On April 9th and 10th at the Halloran Centre, New Ballet Ensemble will be hosting its annual Springloaded production. The show features a diverse repertoire choreographed by international artists, including Memphis-raised alumni, Maxx Reed and Briana Brown. They both trained at New Ballet during their youth and then served as teaching artists for the school. Now they are back as guest choreographers.
Maxx went on to dance in Broadway productions and national commercials, and Briana is pursuing a master’s in counseling while also inspiring professional dancers through original choreography.
They’re key examples of the talent coming out of Memphis who also continue to return home to nurture and inspire the next generation. We sat down with dancer, film director/editor Maxx to talk about his upbringing in Memphis, the influence New Ballet Ensemble & School has had on his career, and his work on Springloaded.
How did you get into and become so passionate about dance?
If you live in Memphis, you dance period. It’s a music-heavy city and dancing is just what we do. I spent a lot of time doing street dance stuff, like jookin and tumbling. One of my mentors was a man named Dwayne Hambrick who used to run a nonprofit arts school called Graffiti Playground where he essentially just gave us space to create. He wanted me to grow in [dance] different ways from just what I was doing and so he put me in contact with Katie Smythe [founded New Ballet Ensemble & School in 2002 to address the inequitable dance landscape existing in her hometown of Memphis.] Katie presented me the opportunity to expand my vocabulary into ballet at 12 or 13. It took me a minute to get into it, but Katie took me to see a show with some male ballet dancers, that blew my mind! Seeing a man be beautiful, elegant and strong made me change my perspective immediately.
How did the schooling at New Ballet Ensemble influence your career?
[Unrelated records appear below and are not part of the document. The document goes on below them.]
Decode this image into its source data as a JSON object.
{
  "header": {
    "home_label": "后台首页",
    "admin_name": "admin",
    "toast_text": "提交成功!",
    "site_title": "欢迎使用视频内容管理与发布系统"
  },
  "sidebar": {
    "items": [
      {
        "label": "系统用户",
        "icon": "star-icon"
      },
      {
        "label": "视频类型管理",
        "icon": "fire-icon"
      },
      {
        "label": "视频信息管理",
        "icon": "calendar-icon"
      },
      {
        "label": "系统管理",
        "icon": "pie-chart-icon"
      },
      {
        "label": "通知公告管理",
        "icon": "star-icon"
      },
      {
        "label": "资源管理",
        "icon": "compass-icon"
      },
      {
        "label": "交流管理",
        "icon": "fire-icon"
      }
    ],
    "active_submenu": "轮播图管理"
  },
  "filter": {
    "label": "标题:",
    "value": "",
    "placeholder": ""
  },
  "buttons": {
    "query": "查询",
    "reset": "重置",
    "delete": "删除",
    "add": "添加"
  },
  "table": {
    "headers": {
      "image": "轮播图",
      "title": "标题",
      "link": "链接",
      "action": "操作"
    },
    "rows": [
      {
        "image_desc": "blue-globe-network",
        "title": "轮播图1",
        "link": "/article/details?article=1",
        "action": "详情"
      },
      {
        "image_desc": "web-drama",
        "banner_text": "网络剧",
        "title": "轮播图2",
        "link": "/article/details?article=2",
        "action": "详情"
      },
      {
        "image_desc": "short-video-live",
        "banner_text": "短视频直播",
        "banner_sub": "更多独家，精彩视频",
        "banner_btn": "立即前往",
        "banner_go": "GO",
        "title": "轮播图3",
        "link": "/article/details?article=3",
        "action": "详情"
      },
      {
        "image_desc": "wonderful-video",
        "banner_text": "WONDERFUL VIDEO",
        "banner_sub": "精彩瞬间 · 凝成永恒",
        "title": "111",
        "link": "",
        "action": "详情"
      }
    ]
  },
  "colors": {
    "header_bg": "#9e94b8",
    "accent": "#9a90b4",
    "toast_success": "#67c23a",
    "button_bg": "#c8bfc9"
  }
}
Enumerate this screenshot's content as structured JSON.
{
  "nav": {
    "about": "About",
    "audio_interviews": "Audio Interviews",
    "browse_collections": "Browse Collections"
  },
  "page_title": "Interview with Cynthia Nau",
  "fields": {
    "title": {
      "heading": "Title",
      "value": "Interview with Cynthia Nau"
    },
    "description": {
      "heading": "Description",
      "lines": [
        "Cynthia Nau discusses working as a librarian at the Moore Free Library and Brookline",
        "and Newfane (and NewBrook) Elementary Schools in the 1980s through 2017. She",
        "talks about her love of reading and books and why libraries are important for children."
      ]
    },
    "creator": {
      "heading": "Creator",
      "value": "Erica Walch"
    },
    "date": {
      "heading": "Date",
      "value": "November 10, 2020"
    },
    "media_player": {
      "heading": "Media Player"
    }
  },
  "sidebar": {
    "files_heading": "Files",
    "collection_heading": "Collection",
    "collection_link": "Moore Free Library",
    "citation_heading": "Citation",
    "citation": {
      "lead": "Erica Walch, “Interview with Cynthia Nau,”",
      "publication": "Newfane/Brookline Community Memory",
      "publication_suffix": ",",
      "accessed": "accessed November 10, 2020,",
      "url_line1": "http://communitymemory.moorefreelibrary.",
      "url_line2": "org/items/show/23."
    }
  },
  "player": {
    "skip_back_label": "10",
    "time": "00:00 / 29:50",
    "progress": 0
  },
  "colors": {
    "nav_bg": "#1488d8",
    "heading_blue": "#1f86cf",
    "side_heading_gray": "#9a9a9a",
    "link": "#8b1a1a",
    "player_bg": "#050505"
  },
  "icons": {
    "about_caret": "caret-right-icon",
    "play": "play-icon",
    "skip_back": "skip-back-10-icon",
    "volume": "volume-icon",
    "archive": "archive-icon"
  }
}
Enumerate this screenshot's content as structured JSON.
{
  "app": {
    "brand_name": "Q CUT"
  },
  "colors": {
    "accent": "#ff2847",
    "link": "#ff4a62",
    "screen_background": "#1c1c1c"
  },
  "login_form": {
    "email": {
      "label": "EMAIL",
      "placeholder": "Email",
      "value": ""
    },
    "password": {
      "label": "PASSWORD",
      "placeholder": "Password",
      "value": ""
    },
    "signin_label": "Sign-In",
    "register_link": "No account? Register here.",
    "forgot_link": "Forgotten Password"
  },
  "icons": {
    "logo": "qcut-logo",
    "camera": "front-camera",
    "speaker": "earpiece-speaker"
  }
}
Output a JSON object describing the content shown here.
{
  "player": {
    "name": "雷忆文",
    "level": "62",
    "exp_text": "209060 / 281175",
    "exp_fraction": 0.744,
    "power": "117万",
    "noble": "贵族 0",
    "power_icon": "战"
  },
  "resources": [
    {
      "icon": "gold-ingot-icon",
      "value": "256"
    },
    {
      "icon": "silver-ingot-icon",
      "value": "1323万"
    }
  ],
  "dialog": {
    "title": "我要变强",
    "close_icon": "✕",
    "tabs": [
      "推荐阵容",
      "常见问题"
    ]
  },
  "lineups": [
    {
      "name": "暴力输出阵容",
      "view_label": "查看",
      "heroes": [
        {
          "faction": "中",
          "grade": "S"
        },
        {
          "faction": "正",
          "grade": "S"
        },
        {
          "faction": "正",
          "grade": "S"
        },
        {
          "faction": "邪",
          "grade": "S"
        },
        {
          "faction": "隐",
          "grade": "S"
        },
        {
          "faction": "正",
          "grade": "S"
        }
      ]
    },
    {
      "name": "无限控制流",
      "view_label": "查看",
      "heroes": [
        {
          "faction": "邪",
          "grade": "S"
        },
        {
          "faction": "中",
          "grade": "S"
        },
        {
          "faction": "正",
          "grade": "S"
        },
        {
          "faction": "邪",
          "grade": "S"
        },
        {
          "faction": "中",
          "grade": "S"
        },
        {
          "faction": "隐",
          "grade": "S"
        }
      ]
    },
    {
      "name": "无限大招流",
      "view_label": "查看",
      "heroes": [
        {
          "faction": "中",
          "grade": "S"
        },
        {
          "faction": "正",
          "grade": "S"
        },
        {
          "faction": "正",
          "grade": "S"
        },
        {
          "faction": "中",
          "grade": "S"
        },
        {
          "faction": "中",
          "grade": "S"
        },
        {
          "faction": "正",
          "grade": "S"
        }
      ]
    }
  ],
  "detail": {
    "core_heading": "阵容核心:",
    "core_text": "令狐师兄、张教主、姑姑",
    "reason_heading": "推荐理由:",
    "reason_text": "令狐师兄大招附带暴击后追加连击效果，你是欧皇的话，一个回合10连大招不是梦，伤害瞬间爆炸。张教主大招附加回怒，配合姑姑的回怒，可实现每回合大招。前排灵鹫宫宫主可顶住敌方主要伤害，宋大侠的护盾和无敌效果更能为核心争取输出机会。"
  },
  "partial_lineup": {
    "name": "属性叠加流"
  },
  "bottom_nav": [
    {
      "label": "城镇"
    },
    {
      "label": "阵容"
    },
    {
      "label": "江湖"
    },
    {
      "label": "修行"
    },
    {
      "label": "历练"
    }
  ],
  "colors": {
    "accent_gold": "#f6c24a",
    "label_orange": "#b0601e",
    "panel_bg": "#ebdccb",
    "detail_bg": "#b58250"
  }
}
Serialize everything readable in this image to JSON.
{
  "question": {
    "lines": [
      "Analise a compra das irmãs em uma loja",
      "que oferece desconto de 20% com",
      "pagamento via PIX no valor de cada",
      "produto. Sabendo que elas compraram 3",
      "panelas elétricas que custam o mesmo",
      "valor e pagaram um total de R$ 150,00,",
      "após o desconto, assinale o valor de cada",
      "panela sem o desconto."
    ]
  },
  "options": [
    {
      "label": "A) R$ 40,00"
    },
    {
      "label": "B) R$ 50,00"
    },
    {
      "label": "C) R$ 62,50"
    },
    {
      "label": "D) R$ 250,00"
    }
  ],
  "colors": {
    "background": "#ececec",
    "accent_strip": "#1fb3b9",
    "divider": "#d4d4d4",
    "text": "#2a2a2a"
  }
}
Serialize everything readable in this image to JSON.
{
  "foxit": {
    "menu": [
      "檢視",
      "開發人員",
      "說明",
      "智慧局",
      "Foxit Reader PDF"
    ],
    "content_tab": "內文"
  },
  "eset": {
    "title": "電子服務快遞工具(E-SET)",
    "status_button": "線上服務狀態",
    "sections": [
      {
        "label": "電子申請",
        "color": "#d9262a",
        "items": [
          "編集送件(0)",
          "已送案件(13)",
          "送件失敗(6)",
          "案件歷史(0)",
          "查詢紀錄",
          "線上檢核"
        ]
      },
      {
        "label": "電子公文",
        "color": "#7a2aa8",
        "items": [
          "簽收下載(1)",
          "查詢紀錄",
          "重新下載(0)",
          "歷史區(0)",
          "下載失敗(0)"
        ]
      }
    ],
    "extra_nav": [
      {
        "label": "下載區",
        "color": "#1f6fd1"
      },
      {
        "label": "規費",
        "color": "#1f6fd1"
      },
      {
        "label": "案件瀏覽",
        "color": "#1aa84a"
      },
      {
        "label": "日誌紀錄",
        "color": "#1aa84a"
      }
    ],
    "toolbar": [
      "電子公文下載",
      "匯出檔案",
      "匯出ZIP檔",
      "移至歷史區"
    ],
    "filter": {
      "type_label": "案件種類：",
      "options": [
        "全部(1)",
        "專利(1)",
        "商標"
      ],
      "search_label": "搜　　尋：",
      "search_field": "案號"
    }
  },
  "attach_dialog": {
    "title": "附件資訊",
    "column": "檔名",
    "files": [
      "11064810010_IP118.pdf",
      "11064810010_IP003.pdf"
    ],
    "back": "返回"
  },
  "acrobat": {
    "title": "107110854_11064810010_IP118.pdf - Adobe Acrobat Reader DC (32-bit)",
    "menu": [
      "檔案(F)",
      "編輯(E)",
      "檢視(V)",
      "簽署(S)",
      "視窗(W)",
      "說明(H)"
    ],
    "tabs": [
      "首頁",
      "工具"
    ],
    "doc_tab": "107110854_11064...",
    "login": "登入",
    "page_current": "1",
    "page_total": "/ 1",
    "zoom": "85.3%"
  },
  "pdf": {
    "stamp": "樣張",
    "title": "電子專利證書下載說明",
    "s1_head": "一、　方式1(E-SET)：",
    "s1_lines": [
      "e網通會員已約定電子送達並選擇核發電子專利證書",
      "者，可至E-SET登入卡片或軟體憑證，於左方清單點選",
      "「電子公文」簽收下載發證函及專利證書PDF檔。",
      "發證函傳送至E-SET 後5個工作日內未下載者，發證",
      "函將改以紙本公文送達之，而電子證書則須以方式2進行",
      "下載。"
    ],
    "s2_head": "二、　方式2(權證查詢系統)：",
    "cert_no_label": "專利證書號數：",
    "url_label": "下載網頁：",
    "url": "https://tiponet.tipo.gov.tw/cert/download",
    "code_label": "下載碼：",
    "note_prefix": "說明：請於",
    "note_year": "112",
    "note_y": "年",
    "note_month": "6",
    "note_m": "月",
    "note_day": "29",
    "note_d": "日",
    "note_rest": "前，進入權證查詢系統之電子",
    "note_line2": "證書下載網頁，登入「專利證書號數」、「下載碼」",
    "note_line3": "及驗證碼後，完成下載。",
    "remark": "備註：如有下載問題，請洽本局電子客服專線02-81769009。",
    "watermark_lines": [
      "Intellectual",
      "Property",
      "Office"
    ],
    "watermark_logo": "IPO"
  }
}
It was a little bit of everything. It gave me structure, it taught me a whole plethora of skills that I didn’t think I was going to have. For example, right now I’m both producing and directing a play in New York City, I’d never think I’d be doing that, but you learn the skill sets when running rehearsals and being given those opportunities and being in those spaces. I loved every second of having a dance studio at my disposal growing up. I wouldn’t change any second of it. New Ballet gave me the skills and toolkit.
What can people expect from this years’ Springloaded show?
It’s always been kind of my favorite show that they do each season because it can kind of just be a mixed bag of whatever the choreographers that are hired at the time, feel in the moment. What’s been interesting with this year’s Springloaded is that we’ve all been in lockdown. We’ve all experienced a lot of loss and our lives changed quite a bit, so I think a lot of the choreographers are responding to that. My piece entitled ‘luckily’ is very much about just taking agency back as a person. Springloaded has given me an opportunity for me to express things that I’ve been thinking about or things that I’m grateful for. And so I actually put a couple of movement call-outs to choreographers that have inspired me over the years. There’s a step in there from Chris Roberts who was sort of my hero at New Ensemble when I was a young dancer, there’s a step in there from Bob Fosse, there’s a step from Michael Jackson, there’s a step from Alvin Ailey… just little tiny moments that our call outs, but it’s mostly about self collaboration Even if somebody takes something from you, they can’t take you from you and that’s sort of like the whole purpose of it.
What have been the highlights of your career so far?
When I was 18 I danced and sang in a television show on ABC called Dance War. I danced for Michael Jackson’s ‘This Is It’ show and that brought me out to L.A. I also danced for Usher for a little bit. I danced in a lot of music videos and commercials then. Eventually, I made it out to New York and played Spider-Man in the ‘Spider-Man Turn Off the Dark’ a Broadway Show. I have choreographed a couple of pieces of full-length musical theater and I choreographed for Mariah Carey’s Christmas Special she puts on annually, a few years back. I am directing my first nonmusical piece in May in New York called ‘Graceland’.